Rogge at the IOC Press Conference at the Olympic Park

Writing in The Huffington Post UK, BICOM's chief executive Dermot Kehoe argued holding a minute's silence is not unprecedented at Olympic Games opening ceremonies.

"The 2002 Winter Games opened with a minute of silence for victims of 9/11. The 2010 Winter Games opened with a commemoration for an athlete who died in a training accident [Nodar Kumaritashvili, a Georgian luger]."

Cameron and Rogge, along with Culture, Media and Sport Secretary Jeremy Hunt, Mayor of London Boris Johnson and LOCOG chair Seb Coe, will attend a memorial at the Guildhall, organised by the Israeli Olympic Committee, the Israeli Embassy in London and the Jewish community on 6 August. The widows will also return to the UK to attend.

David Cameron said on Thursday it was important to remember what happened in 1972, but backed the International Olympic Committee's decision not to allow a minute's silence at the Games.

Cameron said in a press conference at the Olympic Park: "It's right that in 2012 - 40 years on from the Munich Olympics - we remember the Israeli team members who were killed there.

"We will be properly marking the anniversary of that tragedy with a special commemoration and every day of these Games we'll be demonstrating that there is no more diverse, more open, more tolerant city in the world than this one."

Rogge held a spontaneous minute's silence, in the athlete's village, at the signing of the Olympic Truce on Monday.

The IOC president said it was to honour "the Israeli Olympians who shared the ideals and have brought us together in this beautiful Olympic Village.

"As the event of 40 years ago reminds us, sport is not immune from, and cannot cure, all the ills of the world."

It was dismissed by campaigners as a cynical move, aimed at silencing them.

David Kirschtel, chief executive of US Jewish community organisation JCC Rockland, which co-ordinated the petition, told The Huffington Post UK he was not satisfied by Monday's gesture.

"Those Olympians were murdered on television in front of millions. And we should remember them on the world stage, at the opening ceremony, when millions are watching, not at a meeting where 100 people are in attendance."

Sptizer said: "It was a trick, he knew we were not arriving until the next day. I don't understand why there has to be such game-playing."

The widows are now urging audience members at the opening ceremony to stand up spontaneously, in silence, when Rogge begins his speech, and for people around the globe to hold their own silence for the victims.

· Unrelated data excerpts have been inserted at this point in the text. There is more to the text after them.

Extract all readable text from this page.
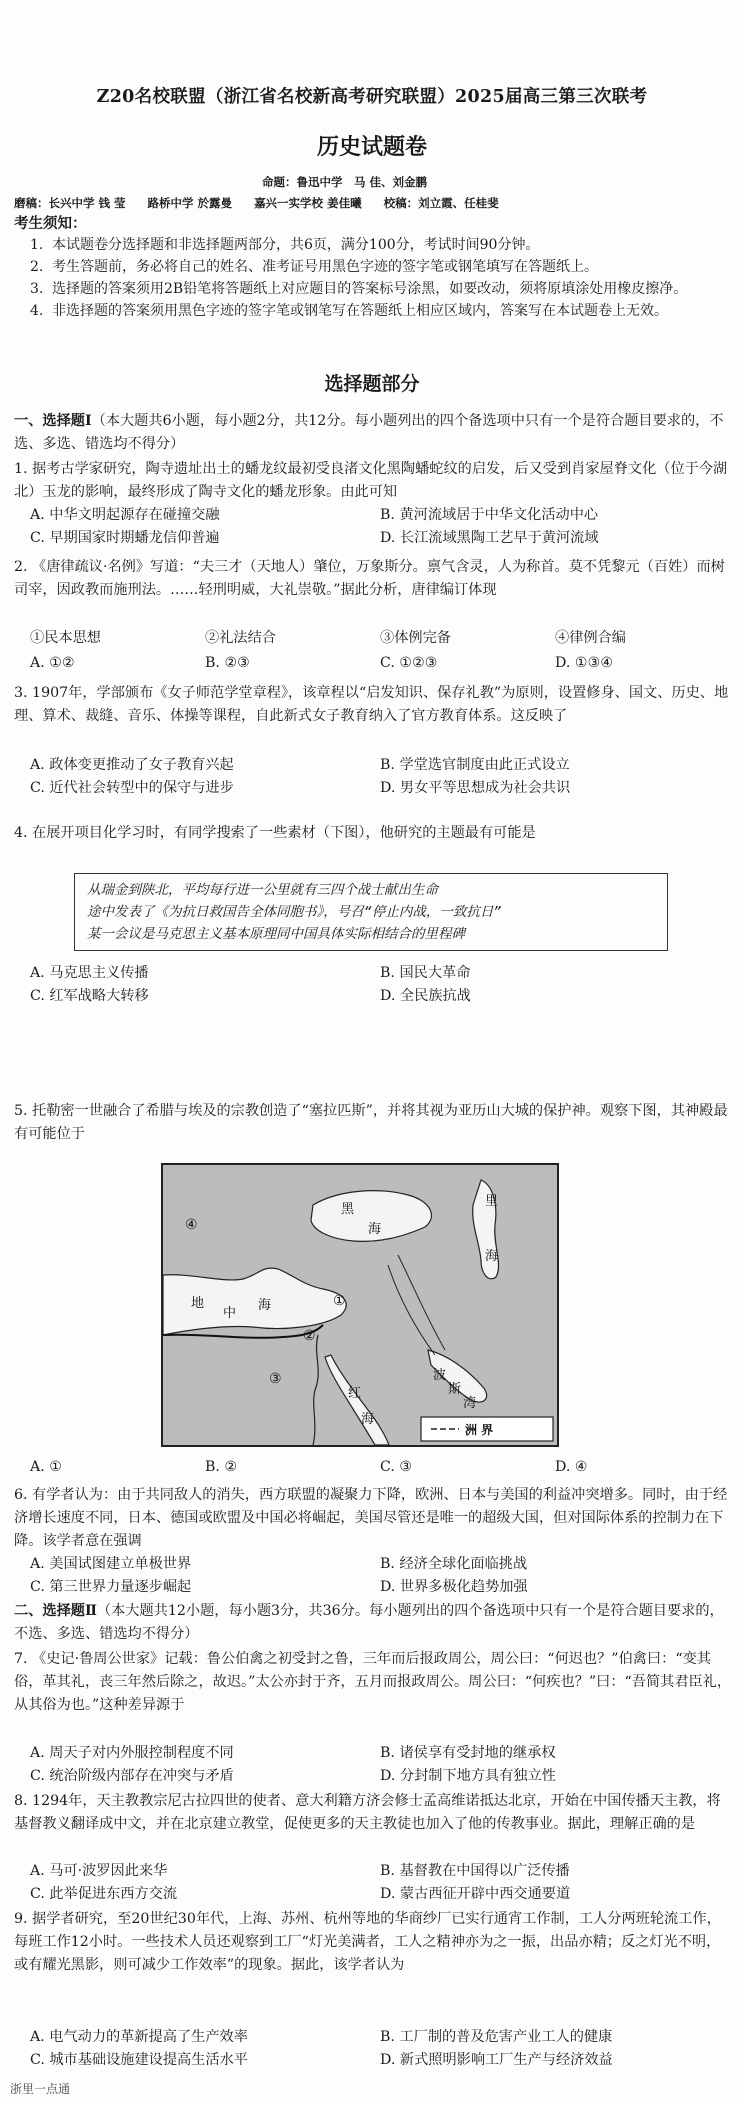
Z20名校联盟（浙江省名校新高考研究联盟）2025届高三第三次联考
历史试题卷
命题：鲁迅中学　马 佳、刘金鹏
磨稿：长兴中学 钱 莹 路桥中学 於露曼 嘉兴一实学校 姜佳曦 校稿：刘立霞、任桂斐
考生须知：
1. 本试题卷分选择题和非选择题两部分，共6页，满分100分，考试时间90分钟。
2. 考生答题前，务必将自己的姓名、准考证号用黑色字迹的签字笔或钢笔填写在答题纸上。
3. 选择题的答案须用2B铅笔将答题纸上对应题目的答案标号涂黑，如要改动，须将原填涂处用橡皮擦净。
4. 非选择题的答案须用黑色字迹的签字笔或钢笔写在答题纸上相应区域内，答案写在本试题卷上无效。
选择题部分
一、选择题Ⅰ（本大题共6小题，每小题2分，共12分。每小题列出的四个备选项中只有一个是符合题目要求的，不选、多选、错选均不得分）
1. 据考古学家研究，陶寺遗址出土的蟠龙纹最初受良渚文化黑陶蟠蛇纹的启发，后又受到肖家屋脊文化（位于今湖北）玉龙的影响，最终形成了陶寺文化的蟠龙形象。由此可知
A. 中华文明起源存在碰撞交融	B. 黄河流域居于中华文化活动中心
C. 早期国家时期蟠龙信仰普遍	D. 长江流域黑陶工艺早于黄河流域
2. 《唐律疏议·名例》写道：“夫三才（天地人）肇位，万象斯分。禀气含灵，人为称首。莫不凭黎元（百姓）而树司宰，因政教而施刑法。……轻刑明威，大礼崇敬。”据此分析，唐律编订体现
①民本思想	②礼法结合	③体例完备	④律例合编
A. ①②	B. ②③	C. ①②③	D. ①③④
3. 1907年，学部颁布《女子师范学堂章程》，该章程以“启发知识、保存礼教”为原则，设置修身、国文、历史、地理、算术、裁缝、音乐、体操等课程，自此新式女子教育纳入了官方教育体系。这反映了
A. 政体变更推动了女子教育兴起	B. 学堂选官制度由此正式设立
C. 近代社会转型中的保守与进步	D. 男女平等思想成为社会共识
4. 在展开项目化学习时，有同学搜索了一些素材（下图），他研究的主题最有可能是
从瑞金到陕北，平均每行进一公里就有三四个战士献出生命
途中发表了《为抗日救国告全体同胞书》，号召“停止内战，一致抗日”
某一会议是马克思主义基本原理同中国具体实际相结合的里程碑
A. 马克思主义传播	B. 国民大革命
C. 红军战略大转移	D. 全民族抗战
5. 托勒密一世融合了希腊与埃及的宗教创造了“塞拉匹斯”，并将其视为亚历山大城的保护神。观察下图，其神殿最有可能位于
黑
海
里
海
地
中
海
红
海
波
斯
湾
①
②
③
④
洲 界
A. ①	B. ②	C. ③	D. ④
6. 有学者认为：由于共同敌人的消失，西方联盟的凝聚力下降，欧洲、日本与美国的利益冲突增多。同时，由于经济增长速度不同，日本、德国或欧盟及中国必将崛起，美国尽管还是唯一的超级大国，但对国际体系的控制力在下降。该学者意在强调
A. 美国试图建立单极世界	B. 经济全球化面临挑战
C. 第三世界力量逐步崛起	D. 世界多极化趋势加强
二、选择题Ⅱ（本大题共12小题，每小题3分，共36分。每小题列出的四个备选项中只有一个是符合题目要求的，不选、多选、错选均不得分）
7. 《史记·鲁周公世家》记载：鲁公伯禽之初受封之鲁，三年而后报政周公，周公曰：“何迟也？”伯禽曰：“变其俗，革其礼，丧三年然后除之，故迟。”太公亦封于齐，五月而报政周公。周公曰：“何疾也？”曰：“吾简其君臣礼，从其俗为也。”这种差异源于
A. 周天子对内外服控制程度不同	B. 诸侯享有受封地的继承权
C. 统治阶级内部存在冲突与矛盾	D. 分封制下地方具有独立性
8. 1294年，天主教教宗尼古拉四世的使者、意大利籍方济会修士孟高维诺抵达北京，开始在中国传播天主教，将基督教义翻译成中文，并在北京建立教堂，促使更多的天主教徒也加入了他的传教事业。据此，理解正确的是
A. 马可·波罗因此来华	B. 基督教在中国得以广泛传播
C. 此举促进东西方交流	D. 蒙古西征开辟中西交通要道
9. 据学者研究，至20世纪30年代，上海、苏州、杭州等地的华商纱厂已实行通宵工作制，工人分两班轮流工作，每班工作12小时。一些技术人员还观察到工厂“灯光美满者，工人之精神亦为之一振，出品亦精；反之灯光不明，或有耀光黑影，则可减少工作效率”的现象。据此，该学者认为
A. 电气动力的革新提高了生产效率	B. 工厂制的普及危害产业工人的健康
C. 城市基础设施建设提高生活水平	D. 新式照明影响工厂生产与经济效益
浙里一点通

"Even if 100 people do it, this one small gesture, I will be so thrilled," Spitzer said. "I sometimes think I am the only person who still believes in the Olympic ideal, of international friendship and co-operation."

The call for a silence has been backed by US president Barack Obama and the US Senate, and governments around the world, from Canada and Australia to Germany have asked the IOC to reconsider.

More than 50 MPs, led by Conservative Bob Blackman, called for the silence to be part of the ceremony, and the London Assembly has called on Mayor Boris Johnson to put pressure on the IOC.

Holding a minute's silence is not unprecedented at Olympic Games opening ceremonies.

At the Vancouver 2010 Winter Olympic opening ceremony a silence was held for Nodar Kumaritashvili, a Georgian luger killed in a training crash a few hours earlier.